With the German Elsbett single-tank SVO system for instance you can utilize petro-diesel, biodiesel or SVO, in any combination. Just begin up and go, stop and turn off, like any other cars and truck. Journey to Forever's Toyota TownAce van utilizes an Elsbett single-tank system. More

There are likewise two-tank SVO systems which pre-heat the oil to make it thinner. You have to begin the engine on common petroleum diesel or biodiesel in one tank and after that switch to SVO in the other tank when the veg-oil is hot enough, and change back to petro- or biodiesel before you stop the engine, or you'll coke up the .

More information on straight grease systems in my blog.

3. Biodiesel or SVO?

Biodiesel has some clear advantages over SVO: it operates in any diesel, with no conversion or modifications to the engine or the fuel system-- just put it in and go. It also has much better cold-weather homes than SVO (but not as good as petro-diesel-- see Using biodiesel in winter). Unlike SVO,

it's backed by lots of long-lasting tests in numerous countries, consisting of countless miles on the roadway.

Biodiesel is a clean, safe, ready-to-use, alternative fuel, whereas it's fair to state that numerous SVO systems are still speculative and need more development.

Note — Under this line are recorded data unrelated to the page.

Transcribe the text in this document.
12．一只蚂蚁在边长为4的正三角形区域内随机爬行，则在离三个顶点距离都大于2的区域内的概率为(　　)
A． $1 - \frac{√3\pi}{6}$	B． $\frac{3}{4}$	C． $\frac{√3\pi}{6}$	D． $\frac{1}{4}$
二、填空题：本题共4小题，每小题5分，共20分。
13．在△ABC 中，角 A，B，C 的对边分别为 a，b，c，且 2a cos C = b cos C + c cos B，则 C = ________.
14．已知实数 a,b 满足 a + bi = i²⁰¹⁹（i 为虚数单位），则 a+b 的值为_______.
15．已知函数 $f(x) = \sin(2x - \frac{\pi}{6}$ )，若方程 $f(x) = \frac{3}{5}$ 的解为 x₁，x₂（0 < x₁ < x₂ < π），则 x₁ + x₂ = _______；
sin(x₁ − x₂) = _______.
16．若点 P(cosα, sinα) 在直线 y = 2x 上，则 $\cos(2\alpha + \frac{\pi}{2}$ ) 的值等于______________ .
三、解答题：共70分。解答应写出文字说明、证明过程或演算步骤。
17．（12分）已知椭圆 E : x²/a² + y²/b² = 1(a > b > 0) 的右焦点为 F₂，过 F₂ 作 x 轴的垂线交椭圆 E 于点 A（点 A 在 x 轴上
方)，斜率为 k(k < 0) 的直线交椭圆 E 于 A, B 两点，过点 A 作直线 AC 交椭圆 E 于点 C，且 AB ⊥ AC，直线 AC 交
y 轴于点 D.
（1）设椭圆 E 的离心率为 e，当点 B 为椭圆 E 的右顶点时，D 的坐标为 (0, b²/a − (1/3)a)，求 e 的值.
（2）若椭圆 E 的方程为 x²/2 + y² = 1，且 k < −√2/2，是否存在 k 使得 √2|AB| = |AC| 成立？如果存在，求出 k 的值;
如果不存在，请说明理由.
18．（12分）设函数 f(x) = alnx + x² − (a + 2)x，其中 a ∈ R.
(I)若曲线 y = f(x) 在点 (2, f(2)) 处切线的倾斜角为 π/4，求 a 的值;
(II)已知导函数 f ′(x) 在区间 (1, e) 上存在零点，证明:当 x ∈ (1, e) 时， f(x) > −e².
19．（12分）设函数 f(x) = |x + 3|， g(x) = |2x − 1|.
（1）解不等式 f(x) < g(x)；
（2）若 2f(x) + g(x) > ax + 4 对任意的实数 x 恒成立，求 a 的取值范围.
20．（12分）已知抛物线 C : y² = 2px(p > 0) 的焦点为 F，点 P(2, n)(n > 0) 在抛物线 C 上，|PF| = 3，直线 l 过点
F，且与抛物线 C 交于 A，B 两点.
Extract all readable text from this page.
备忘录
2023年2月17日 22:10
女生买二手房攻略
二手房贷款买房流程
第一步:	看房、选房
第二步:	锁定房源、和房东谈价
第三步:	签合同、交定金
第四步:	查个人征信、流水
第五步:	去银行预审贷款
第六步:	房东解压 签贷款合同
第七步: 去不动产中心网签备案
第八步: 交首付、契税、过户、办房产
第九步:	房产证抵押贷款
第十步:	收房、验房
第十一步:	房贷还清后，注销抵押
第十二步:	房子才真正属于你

On the other hand, biodiesel can be more pricey, depending just how much you make, what you make it from and whether you're comparing it with new oil or used oil (and depending on where you live). And unlike SVO, it needs to be processed first.

But the large and rapidly growing around the world band of homebrewers do not mind-- they make a supply every week or once a month and quickly get used to it. Many have actually been doing it for many years.

Anyway you have to process SVO too, especially WVO (waste grease, used, cooked), which lots of people with SVO systems utilize because it's cheap or free for the taking. With WVO food particles and pollutants and water should be eliminated, and it most likely ought to be deacidified too. Biodieselers state, "If I'm going to have to do all that I may too make biodiesel rather." But SVO types discount that-- it's much less processing than making biodiesel, they say. To each his own.